RAJARATNAM – RAJAT GUPTA CONNECTION
The study of the Rajaratnam case is incomplete without the mention of Rajat Gupta. Rajat Gupta was an entrepreneur who carried on business activities in India and the US. He served several prestigious corporate positions in many entities such as former MD of McKinsey & Company, which is a prominent consulting firm and ex-director of Goldman Sachs a leading finance firm, Procter & Gamble and American Airlines. Rajat Gupta’s failure to respect his fiduciary duty towards the company as a director started four years prior to his conviction in 2012. In a boardroom meeting of Goldman Sachs in the year 2008, a deal was concluded between Warren Buffet and the Company wherein Buffet decided to shell out $5 billion in lieu of the Berkshire Hathaway deal, followed by the Company’s approval.

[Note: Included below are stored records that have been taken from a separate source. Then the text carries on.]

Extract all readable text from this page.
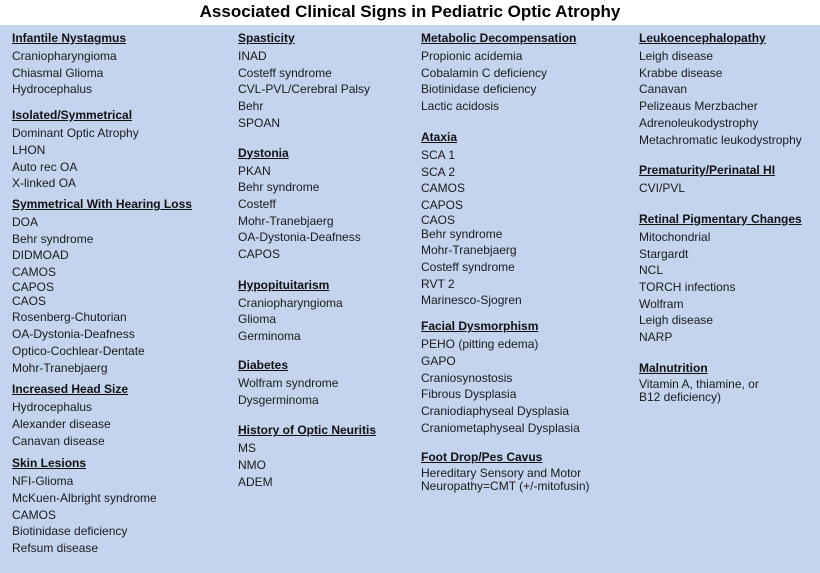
Associated Clinical Signs in Pediatric Optic Atrophy
Infantile Nystagmus
Craniopharyngioma
Chiasmal Glioma
Hydrocephalus
Isolated/Symmetrical
Dominant Optic Atrophy
LHON
Auto rec OA
X-linked OA
Symmetrical With Hearing Loss
DOA
Behr syndrome
DIDMOAD
CAMOS
CAPOS
CAOS
Rosenberg-Chutorian
OA-Dystonia-Deafness
Optico-Cochlear-Dentate
Mohr-Tranebjaerg
Increased Head Size
Hydrocephalus
Alexander disease
Canavan disease
Skin Lesions
NFI-Glioma
McKuen-Albright syndrome
CAMOS
Biotinidase deficiency
Refsum disease
Spasticity
INAD
Costeff syndrome
CVL-PVL/Cerebral Palsy
Behr
SPOAN
Dystonia
PKAN
Behr syndrome
Costeff
Mohr-Tranebjaerg
OA-Dystonia-Deafness
CAPOS
Hypopituitarism
Craniopharyngioma
Glioma
Germinoma
Diabetes
Wolfram syndrome
Dysgerminoma
History of Optic Neuritis
MS
NMO
ADEM
Metabolic Decompensation
Propionic acidemia
Cobalamin C deficiency
Biotinidase deficiency
Lactic acidosis
Ataxia
SCA 1
SCA 2
CAMOS
CAPOS
CAOS
Behr syndrome
Mohr-Tranebjaerg
Costeff syndrome
RVT 2
Marinesco-Sjogren
Facial Dysmorphism
PEHO (pitting edema)
GAPO
Craniosynostosis
Fibrous Dysplasia
Craniodiaphyseal Dysplasia
Craniometaphyseal Dysplasia
Foot Drop/Pes Cavus
Hereditary Sensory and Motor
Neuropathy=CMT (+/-mitofusin)
Leukoencephalopathy
Leigh disease
Krabbe disease
Canavan
Pelizeaus Merzbacher
Adrenoleukodystrophy
Metachromatic leukodystrophy
Prematurity/Perinatal HI
CVI/PVL
Retinal Pigmentary Changes
Mitochondrial
Stargardt
NCL
TORCH infections
Wolfram
Leigh disease
NARP
Malnutrition
Vitamin A, thiamine, or
B12 deficiency)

The deal was confidential in nature and it was to come out in the public domain only the next day. The above agreement which was only known to the members present in the board meeting was inside information as it had the potential to escalate the stock price of Goldman Sachs materially. However, within a couple of minutes, after the meeting ended, this material information along with the immediately preceding three months' income of the company was leaked by the very trusted Rajat Gupta to his close friend Raj Rajaratnam. On receiving this profitable piece of information, the hedge fund billionaire in no time purchased thousands of Goldman Sachs shares in pursuance of his unethical intention to make illegal gains. The expectations of a significant price rise in the stocks turned into reality the next morning when the agreed deal was made public. Consequently, Raj Rajaratnam profited massively as he managed to garner oddly $14 million into his pockets and escaped losses worth $3 million roughly.
The investigations initiated by the SEC revealed much circumstantial evidence in favour of the alleged insider trading. A telephonic conversation between the two friends immediately after the board meeting on the day of the agreement as well as on the next day prior to the announcement of the deal and the purchase of shares made by Rajaratnam in the number of thousands soon after both the telephonic exchanges was one of the primary evidences. An unpublished balance sheet of Procter and Gamble was also leaked by Gupta to Rajaratnam as a result of which Rajaratnam benefited by $0.5 million. The jury declared Gupta guilty of insider trading in 2012 and on his appeal being rejected, he had to complete his prison sentence of two years.
The case of Rajat Gupta enlightens us on many aspects. One aspect is that a business degree from a premium institute even like Harvard does not mandatorily imbibe lessons on ethics and integrity. The guilty conviction for insider trading of a businessman of such high stature was appalling to the whole business community. Rajat Gupta acted as a fiduciary oath breaker and this conduct did not go unpunished.
Conclusion
The Rajaratnam and Rajat Gupta conviction accounts as one of the paramount insider dealing incidents. Sentencing such corporate giants in the impugned securities misconduct did set an example of a landmark punishment as well as deterrence to the miscreants present in the capital market.